Cette année, pas de fêtes de famille en EHPAD.

Pas de fête du tout en fait. Pas de fêtes en famille à domicile, pas d'exception à la règle

Consignes ARS 20.11 20 « Les visites en famille sont suspendues temporairement » (1)

2020, c'est pas la fête !

Malgré le terme « Dépendants » pour le D de EHPAD, beaucoup de résidents ont encore toute leur tête, réfléchissent et souffrent mais se taisent. Ils ont bien compris et ils n'ont pas droit au chapitre.

Cette année, Noël n'existera pas pour eux, ou si peu, et de même pour les familles. Ils feront partis des laissés-pour-compte.

Cette année, les EHPAD sont des prisons, sans liberté conditionnelle, pour 700 000 personnes environ.

Comme depuis des mois, pour les dernières semaines de l'année, et pour Noël, rendez-vous de ¾ d'heures fixés bien à l'avance ; masques et distanciation physique de mise, bien sûr, (ceci alors que certains ne reconnaissent déjà plus leurs enfants ! ; quant au toucher, les psychologues savent combien les gestes d'affection sont salvateurs…) ; sans partage de quoi que ce soit...Que reste-t-il ? Un sourire derrière le masque et des picotements dans les yeux.

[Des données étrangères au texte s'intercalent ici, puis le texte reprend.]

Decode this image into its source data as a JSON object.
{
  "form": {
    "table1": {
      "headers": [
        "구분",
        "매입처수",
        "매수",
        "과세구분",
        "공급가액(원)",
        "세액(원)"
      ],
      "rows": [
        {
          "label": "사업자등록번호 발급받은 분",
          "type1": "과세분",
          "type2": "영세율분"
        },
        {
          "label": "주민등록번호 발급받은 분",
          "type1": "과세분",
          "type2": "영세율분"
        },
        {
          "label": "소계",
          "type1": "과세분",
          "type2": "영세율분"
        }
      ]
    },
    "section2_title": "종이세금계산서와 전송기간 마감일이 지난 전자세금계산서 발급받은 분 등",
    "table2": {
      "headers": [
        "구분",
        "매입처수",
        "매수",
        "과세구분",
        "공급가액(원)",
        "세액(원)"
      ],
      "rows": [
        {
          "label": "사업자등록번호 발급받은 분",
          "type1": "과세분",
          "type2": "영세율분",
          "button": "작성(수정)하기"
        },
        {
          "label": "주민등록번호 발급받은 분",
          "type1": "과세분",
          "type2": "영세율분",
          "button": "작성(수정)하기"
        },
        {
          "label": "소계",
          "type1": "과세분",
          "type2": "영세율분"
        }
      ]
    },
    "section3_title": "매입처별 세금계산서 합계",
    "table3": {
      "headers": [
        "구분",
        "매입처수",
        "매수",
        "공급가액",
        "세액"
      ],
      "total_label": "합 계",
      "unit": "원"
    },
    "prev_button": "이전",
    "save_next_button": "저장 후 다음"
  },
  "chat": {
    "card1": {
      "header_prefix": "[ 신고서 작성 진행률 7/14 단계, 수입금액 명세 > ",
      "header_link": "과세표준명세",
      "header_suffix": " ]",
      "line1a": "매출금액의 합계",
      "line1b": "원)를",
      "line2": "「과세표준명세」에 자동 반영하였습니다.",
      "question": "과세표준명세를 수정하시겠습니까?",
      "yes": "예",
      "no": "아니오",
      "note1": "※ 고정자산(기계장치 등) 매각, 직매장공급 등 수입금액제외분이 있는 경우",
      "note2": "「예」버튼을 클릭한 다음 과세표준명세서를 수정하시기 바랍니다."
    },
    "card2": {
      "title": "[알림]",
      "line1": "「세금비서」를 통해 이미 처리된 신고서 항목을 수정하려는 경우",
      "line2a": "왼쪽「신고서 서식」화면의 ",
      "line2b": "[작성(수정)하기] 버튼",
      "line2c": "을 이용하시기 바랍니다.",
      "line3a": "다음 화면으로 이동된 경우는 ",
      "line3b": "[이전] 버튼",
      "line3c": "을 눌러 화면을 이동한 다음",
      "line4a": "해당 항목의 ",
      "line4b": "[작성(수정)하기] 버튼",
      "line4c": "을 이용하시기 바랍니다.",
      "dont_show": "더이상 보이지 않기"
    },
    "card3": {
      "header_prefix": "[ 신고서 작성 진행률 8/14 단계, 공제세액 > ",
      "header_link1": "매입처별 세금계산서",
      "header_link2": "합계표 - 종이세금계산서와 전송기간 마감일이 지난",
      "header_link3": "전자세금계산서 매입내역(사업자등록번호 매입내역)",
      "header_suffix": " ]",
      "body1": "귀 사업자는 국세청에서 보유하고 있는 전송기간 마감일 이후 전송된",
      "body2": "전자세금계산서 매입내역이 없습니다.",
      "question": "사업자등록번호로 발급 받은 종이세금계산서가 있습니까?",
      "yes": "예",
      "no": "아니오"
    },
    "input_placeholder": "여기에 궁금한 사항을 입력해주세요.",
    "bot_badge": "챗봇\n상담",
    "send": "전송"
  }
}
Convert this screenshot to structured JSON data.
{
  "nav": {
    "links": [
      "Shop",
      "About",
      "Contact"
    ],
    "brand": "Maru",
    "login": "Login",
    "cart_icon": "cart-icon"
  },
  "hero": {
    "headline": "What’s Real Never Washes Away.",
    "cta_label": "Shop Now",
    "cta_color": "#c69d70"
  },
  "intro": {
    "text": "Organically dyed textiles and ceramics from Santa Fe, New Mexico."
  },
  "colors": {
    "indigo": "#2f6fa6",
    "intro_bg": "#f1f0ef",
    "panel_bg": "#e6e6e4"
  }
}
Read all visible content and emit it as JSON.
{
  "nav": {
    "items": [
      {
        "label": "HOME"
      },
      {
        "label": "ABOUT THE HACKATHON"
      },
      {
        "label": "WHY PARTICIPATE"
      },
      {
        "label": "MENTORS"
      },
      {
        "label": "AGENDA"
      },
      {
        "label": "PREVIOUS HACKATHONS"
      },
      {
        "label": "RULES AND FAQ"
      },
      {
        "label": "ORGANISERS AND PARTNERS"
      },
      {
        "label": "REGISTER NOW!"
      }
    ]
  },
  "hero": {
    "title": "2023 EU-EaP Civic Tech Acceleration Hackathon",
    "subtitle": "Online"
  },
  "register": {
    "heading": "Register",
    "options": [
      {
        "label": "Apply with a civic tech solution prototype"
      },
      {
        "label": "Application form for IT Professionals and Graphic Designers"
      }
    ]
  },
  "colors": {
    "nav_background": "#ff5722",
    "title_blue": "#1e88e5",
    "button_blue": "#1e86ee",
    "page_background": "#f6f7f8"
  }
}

¾ d'heure et une séparation.

¾ d'heure dans un lieu collectif, les chambres individuelles n'étant pas accessibles depuis bien longtemps. Pas de décoration personnalisée donc pour ce Noël, selon le temps qui peut être accordé aux familles par le personnel des établissements, qui fait ce qu'il peut, débordé et en sous-effectif... et en souffrance également.

2020, c’est pas la fête !

« La santé n'a pas de prix » avez-vous dit Monsieur le Président dans votre discours du 12 mars.

Et bien SI ! La santé a un prix, celui de la dignité et du partage. Rester en bonne santé, ce n’est pas rester isolé un jour de fête.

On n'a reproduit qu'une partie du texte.